We find that despite their impressive performance, LLMs like ChatGPT cannot maintain their beliefs in truth for a significant portion of examples.
- Score: 19.887103433032774
- License: http://arxiv.org/licenses/nonexclusive-distrib/1.0/
- Abstract: Large language models (LLMs) such as ChatGPT and GPT-4 have shown impressive
performance in complex reasoning tasks. However, it is difficult to know
whether the models are reasoning based on deep understandings of truth and
logic, or leveraging their memorized patterns in a relatively superficial way.
In this work, we explore testing LLMs' reasoning by engaging with them in a
debate-like conversation, where given a question, the LLM and the user need to
discuss to make the correct decision starting from opposing arguments. Upon
mitigating the Clever Hans effect, our task requires the LLM to not only
achieve the correct answer on its own, but also be able to hold and defend its
belief instead of blindly believing or getting misled by the user's (invalid)

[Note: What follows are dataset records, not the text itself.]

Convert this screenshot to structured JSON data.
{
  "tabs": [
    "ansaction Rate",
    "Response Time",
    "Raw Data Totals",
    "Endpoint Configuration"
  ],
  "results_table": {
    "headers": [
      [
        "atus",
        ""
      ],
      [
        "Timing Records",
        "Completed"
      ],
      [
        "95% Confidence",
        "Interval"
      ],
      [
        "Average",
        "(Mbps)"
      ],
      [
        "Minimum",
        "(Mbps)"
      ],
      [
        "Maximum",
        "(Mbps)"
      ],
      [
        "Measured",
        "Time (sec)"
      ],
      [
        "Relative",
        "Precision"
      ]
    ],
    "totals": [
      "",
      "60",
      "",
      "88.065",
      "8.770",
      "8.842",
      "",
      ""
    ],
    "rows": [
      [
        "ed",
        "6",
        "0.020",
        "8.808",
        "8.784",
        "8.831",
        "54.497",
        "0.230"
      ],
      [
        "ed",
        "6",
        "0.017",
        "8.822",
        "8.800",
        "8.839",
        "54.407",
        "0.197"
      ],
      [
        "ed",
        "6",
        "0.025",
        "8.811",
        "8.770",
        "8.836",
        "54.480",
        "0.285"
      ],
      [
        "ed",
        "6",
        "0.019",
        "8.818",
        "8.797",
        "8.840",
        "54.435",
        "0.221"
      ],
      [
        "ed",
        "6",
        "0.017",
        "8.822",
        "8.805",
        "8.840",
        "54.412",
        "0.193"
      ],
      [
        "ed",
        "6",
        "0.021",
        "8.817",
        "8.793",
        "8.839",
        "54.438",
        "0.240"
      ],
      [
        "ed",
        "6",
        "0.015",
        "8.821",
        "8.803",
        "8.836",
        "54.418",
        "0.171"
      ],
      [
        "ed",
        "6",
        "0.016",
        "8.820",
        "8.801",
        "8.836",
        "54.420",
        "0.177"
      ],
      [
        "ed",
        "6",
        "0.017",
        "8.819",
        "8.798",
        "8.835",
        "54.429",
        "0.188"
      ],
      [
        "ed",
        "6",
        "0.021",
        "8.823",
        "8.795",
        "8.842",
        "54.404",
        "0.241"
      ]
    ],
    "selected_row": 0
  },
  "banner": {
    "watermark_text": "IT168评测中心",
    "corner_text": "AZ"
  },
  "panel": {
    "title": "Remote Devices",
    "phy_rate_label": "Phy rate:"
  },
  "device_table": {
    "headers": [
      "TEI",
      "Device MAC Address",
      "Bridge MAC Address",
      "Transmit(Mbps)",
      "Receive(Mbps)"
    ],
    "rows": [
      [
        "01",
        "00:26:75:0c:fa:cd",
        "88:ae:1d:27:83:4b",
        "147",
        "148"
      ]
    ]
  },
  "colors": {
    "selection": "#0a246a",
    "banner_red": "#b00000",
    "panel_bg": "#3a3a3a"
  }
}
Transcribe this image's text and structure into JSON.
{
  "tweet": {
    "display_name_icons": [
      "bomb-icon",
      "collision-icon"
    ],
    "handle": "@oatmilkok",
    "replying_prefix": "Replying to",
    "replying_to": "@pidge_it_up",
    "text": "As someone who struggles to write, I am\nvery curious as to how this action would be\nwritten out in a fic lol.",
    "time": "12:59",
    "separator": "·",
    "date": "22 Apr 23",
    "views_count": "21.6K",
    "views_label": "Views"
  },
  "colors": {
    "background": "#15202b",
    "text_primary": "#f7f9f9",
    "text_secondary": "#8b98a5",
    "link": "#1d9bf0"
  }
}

arguments and critiques, thus testing in greater depth whether the LLM grasps
the essence of the reasoning required to solve the problem. Across a range of
complex reasoning benchmarks spanning math, commonsense, logic and BIG-Bench
tasks, we find that despite their impressive performance as reported in
existing work on generating correct step-by-step solutions in the beginning,
LLMs like ChatGPT cannot maintain their beliefs in truth for a significant
portion of examples when challenged by oftentimes absurdly invalid arguments.
Our work points to danger zones of model alignment, and also suggests more
careful treatments and interpretations of the recent findings that LLMs can
improve their responses based on feedback.